January 25, 2022
Has mind health become a strategic issue for AXA?
Antimo PERRETTA: Our first study showed that pre-existing mental health challenges have been exacerbated by the COVID-19 crisis. According to the OECD, the cost of poorly treated or undiagnosed mental illness represents 4.2% of GDP – €600bn only in the European Union – and 67% of people say they do not have the support they need. Therefore, we expect mind health to have a growing place in the healthcare market. With this study, we want to add mind health into our thinking on health, which is a strategic priority for AXA. In doing so, we can help customers take a holistic approach to their health. Research shows that this is a key determinant of physical well-being and it can contribute to social success.
Gordon WATSON: Mental health is a global and increasingly visible issue. The global cost of mental health conditions is expected to reach $6 trillion by 2030, up from $2.5 trillion in 2010 according to the World Economic Forum and the Harvard School of Public Health.
As a global company with a thriving business across Asia, we also play a role in supporting the well-being of millions of customers across the region. Therefore, we have extended the survey to include key markets in the region – mainland China, Hong Kong, and Japan – and provide a more comprehensive and informed perspective.
How has mind health evolved since the beginning of the crisis?
AP: Respondents are aware of the importance of having good mind health and become more willing to talk about mental illness and its impacts on their physical well-being.

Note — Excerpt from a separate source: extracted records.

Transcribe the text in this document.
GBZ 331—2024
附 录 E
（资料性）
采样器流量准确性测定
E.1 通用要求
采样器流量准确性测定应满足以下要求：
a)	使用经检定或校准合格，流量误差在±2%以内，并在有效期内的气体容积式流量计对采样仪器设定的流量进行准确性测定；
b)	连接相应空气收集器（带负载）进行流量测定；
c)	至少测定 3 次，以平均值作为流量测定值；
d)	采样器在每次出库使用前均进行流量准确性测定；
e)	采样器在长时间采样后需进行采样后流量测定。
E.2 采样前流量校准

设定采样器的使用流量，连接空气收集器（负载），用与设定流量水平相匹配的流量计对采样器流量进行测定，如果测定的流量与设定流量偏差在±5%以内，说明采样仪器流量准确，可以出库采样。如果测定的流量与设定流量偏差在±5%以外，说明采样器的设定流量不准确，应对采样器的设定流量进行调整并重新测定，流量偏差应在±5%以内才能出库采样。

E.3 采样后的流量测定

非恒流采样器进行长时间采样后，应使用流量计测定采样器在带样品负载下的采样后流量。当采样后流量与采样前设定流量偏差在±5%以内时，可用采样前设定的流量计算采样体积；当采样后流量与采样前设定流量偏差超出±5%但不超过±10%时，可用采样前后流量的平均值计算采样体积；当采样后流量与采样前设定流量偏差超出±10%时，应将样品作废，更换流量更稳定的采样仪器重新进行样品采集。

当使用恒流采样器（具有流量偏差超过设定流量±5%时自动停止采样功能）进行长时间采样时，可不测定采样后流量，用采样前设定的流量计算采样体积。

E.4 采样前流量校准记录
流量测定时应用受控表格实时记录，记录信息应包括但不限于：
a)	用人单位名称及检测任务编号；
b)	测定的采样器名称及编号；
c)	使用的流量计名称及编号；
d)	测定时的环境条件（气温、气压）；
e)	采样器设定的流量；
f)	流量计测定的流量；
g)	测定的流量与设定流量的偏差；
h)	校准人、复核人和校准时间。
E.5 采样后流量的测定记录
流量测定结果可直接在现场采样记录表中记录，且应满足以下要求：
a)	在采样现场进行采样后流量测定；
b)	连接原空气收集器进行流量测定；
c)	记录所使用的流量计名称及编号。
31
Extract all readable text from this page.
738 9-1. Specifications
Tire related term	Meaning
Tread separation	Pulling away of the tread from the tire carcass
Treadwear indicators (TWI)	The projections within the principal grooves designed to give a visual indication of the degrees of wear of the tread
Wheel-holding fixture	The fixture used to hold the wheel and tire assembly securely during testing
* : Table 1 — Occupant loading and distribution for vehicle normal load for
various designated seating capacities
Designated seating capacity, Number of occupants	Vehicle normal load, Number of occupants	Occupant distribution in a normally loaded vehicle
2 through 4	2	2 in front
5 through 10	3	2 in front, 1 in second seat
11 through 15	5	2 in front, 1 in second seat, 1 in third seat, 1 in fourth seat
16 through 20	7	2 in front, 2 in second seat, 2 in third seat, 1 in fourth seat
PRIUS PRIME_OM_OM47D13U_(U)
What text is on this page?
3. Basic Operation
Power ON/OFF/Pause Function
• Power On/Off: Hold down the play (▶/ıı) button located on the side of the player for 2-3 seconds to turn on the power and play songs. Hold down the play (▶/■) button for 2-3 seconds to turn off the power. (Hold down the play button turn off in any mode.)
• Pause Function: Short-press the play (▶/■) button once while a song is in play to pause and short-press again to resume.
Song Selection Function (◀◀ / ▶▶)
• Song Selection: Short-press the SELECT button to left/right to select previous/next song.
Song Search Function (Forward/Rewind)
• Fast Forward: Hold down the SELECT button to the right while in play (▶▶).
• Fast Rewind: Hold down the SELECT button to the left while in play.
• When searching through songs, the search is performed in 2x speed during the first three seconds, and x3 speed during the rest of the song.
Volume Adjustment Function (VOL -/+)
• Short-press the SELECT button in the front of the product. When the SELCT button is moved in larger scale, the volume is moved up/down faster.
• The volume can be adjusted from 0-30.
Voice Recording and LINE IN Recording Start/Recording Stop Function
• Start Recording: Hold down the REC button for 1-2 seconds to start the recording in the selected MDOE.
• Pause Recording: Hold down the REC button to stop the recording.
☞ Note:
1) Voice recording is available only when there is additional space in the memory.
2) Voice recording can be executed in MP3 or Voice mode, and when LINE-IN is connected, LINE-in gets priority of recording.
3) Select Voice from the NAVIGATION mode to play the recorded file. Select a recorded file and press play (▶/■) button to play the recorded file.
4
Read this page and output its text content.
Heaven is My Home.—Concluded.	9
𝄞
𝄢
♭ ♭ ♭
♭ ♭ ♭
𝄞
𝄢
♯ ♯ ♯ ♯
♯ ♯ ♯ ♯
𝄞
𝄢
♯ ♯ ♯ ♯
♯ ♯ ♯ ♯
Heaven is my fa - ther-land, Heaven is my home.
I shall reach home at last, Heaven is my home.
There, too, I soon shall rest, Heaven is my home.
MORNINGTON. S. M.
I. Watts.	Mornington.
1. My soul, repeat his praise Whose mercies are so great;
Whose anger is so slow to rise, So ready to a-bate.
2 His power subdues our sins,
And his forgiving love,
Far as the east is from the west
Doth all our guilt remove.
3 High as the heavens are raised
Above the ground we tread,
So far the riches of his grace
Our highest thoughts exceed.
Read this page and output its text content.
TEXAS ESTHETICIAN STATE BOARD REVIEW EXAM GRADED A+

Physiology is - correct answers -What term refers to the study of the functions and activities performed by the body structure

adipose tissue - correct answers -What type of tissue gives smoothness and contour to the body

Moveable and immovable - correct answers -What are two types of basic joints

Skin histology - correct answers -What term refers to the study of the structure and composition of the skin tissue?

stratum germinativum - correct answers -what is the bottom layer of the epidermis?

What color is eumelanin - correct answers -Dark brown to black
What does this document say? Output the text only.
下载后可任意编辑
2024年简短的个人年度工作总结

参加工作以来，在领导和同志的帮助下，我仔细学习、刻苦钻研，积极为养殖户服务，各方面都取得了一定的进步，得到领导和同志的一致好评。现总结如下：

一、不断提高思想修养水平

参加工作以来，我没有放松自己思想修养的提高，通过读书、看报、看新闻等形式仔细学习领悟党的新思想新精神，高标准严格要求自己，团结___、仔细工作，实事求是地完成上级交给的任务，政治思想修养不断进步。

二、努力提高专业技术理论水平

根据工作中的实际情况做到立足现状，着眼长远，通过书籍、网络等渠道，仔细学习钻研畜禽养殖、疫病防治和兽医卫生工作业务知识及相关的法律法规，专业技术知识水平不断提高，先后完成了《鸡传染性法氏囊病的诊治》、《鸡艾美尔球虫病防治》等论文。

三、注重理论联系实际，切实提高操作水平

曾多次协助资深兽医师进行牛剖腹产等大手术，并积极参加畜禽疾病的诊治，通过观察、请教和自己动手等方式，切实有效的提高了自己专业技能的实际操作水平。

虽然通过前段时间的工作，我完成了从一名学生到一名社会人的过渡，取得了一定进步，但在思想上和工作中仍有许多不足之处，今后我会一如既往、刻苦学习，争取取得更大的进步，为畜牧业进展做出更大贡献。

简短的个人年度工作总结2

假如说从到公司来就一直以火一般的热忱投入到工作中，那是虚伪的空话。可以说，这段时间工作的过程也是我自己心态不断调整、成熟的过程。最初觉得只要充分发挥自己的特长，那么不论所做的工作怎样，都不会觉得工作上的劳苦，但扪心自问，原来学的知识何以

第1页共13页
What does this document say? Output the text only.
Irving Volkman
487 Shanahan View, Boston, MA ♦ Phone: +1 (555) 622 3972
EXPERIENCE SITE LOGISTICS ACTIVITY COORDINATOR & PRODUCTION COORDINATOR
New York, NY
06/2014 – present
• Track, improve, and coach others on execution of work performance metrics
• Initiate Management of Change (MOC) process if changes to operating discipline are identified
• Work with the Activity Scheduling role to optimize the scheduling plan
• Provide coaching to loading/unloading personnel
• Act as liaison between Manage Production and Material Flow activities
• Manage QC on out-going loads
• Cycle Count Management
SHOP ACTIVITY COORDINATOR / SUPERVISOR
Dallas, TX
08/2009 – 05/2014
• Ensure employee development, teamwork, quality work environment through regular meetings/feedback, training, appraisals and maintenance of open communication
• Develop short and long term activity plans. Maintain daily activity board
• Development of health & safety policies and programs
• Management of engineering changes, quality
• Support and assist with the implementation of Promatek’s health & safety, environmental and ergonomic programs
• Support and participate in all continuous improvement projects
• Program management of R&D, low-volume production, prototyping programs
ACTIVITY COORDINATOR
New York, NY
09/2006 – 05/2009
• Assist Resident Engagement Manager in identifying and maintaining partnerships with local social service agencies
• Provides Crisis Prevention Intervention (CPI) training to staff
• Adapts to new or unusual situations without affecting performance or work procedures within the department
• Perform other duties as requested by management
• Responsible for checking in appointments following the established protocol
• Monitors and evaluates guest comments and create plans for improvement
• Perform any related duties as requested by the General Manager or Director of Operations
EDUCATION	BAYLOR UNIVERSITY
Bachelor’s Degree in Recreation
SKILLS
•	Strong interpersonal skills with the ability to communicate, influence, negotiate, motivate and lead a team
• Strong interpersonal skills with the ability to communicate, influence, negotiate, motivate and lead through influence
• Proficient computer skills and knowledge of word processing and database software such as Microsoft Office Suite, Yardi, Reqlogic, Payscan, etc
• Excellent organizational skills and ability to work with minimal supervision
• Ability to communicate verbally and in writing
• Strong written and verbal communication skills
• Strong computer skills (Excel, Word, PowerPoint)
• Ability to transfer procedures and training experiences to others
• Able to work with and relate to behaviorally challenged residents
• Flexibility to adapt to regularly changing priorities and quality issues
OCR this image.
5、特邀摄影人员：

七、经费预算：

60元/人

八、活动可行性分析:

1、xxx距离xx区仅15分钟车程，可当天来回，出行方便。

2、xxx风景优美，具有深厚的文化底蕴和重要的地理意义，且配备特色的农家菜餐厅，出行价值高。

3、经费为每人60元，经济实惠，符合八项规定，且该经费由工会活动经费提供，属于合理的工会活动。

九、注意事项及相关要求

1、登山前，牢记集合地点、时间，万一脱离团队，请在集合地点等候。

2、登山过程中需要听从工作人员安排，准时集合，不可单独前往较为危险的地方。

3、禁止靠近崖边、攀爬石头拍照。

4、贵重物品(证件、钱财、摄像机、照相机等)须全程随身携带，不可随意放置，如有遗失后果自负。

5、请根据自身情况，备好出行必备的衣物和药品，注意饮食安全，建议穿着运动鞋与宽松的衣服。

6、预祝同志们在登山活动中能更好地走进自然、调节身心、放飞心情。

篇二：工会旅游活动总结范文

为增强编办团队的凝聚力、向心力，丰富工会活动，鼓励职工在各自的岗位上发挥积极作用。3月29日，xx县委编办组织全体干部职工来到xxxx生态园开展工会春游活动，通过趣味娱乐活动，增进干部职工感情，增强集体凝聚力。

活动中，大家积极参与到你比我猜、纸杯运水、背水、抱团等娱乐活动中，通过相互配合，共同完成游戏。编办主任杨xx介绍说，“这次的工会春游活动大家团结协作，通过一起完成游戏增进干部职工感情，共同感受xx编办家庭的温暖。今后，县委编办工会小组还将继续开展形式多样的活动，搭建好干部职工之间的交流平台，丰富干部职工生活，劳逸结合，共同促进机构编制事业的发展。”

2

There is an increasing awareness around mind health which translates into a greater willingness to discuss these issues, a greater resilience of populations, and further empathy towards affected people.
GW: This is even more pronounced in Asia, where 42% of respondents said the pandemic improved their ability to deal with difficult situations, compared with 33% in European countries; and 33% of respondents said that the stigma around mind health has declined, compared with 31% globally. In mainland China, 50% of respondents believe empathy had increased during the pandemic, the highest among all countries surveyed.
AP: However, we note that this willingness to discuss mental ill-health is often limited to the family circle. For example, in Europe, 63% of respondents trust their family and friends to provide support instead of contacting health professionals. This may be explained by the lack of available healthcare services and a solid healthcare infrastructure, or health restrictions. Even countries with well-funded and efficient services are not always considered to be proficient at tackling mental health. Only 38% of those surveyed believed their local health service was up to the mark. Proper attention to mental health is still low and unmet need for care is still high.
What can AXA do as an insurer and employer?
AP: As a global health insurer, AXA has a role to play. Our "payer to partner" strategy enables us to go beyond the simple reimbursement of healthcare costs to provide customers with simple, tailored, and comprehensive solutions, notably in the field of prevention. We believe this approach will help improve the diagnosis and treatment of mental disorders, reduce pressure on healthcare systems, and increase employee protection.
For instance, we launched with Microsoft a global platform (Healthanea) across many of our markets in Europe. It simplifies the healthcare journey by providing access to an ecosystem of integrated health services, including those that promote mental wellbeing. We also have several mind health products and services across Europe, covering the entire healthcare journey – prevention, diagnosis, and treatment.
In parallel, if we want to be impactful, we need to monitor our actions and track our progress. This is the objective of the Mind Health Index which helps AXA assess people’s well-being according to how they feel and identify potential problems before they become serious.
GW: The workplace environment is also a vital factor to employee well-being. Even before the pandemic, AXA Asia signed a Shared Value Pledge to promote mental well-being at work. We also introduced a raft of initiatives that included ramping up staff health benefits during the pandemic, ensuring all markets in Asia have Employee Assistance Programmes in place, and developing a guide for employers to support the mind health of their people during, in collaboration with the Columbia University WHO Center for Global Mental Health.
We also continue to maintain a dialogue with our employees through internal communications and awareness sessions such as the Healthy You campaign and foster work-life balance through the Smart Working program, which gives employees more flexibility in organizing their days.
For our customers, we have set up Emma, an all-in-one digital concierge, available in six countries in the region. Over 25 personalized and easy-to-use healthcare services covering the entire care pathway, from prevention to diagnosis to treatment, such as medication delivery and mental health features, are offered across Asia, with a tailored mix available in each market. In Hong Kong, the platform is part of the AXA BetterMe program, designed to meet customers' holistic health and wellness needs.
AP: Our study has unlocked some valuable insights into the state of mental wellbeing. I am confident that future research, our own as well as others, will continue to empower us to flourish as individuals, and help our communities.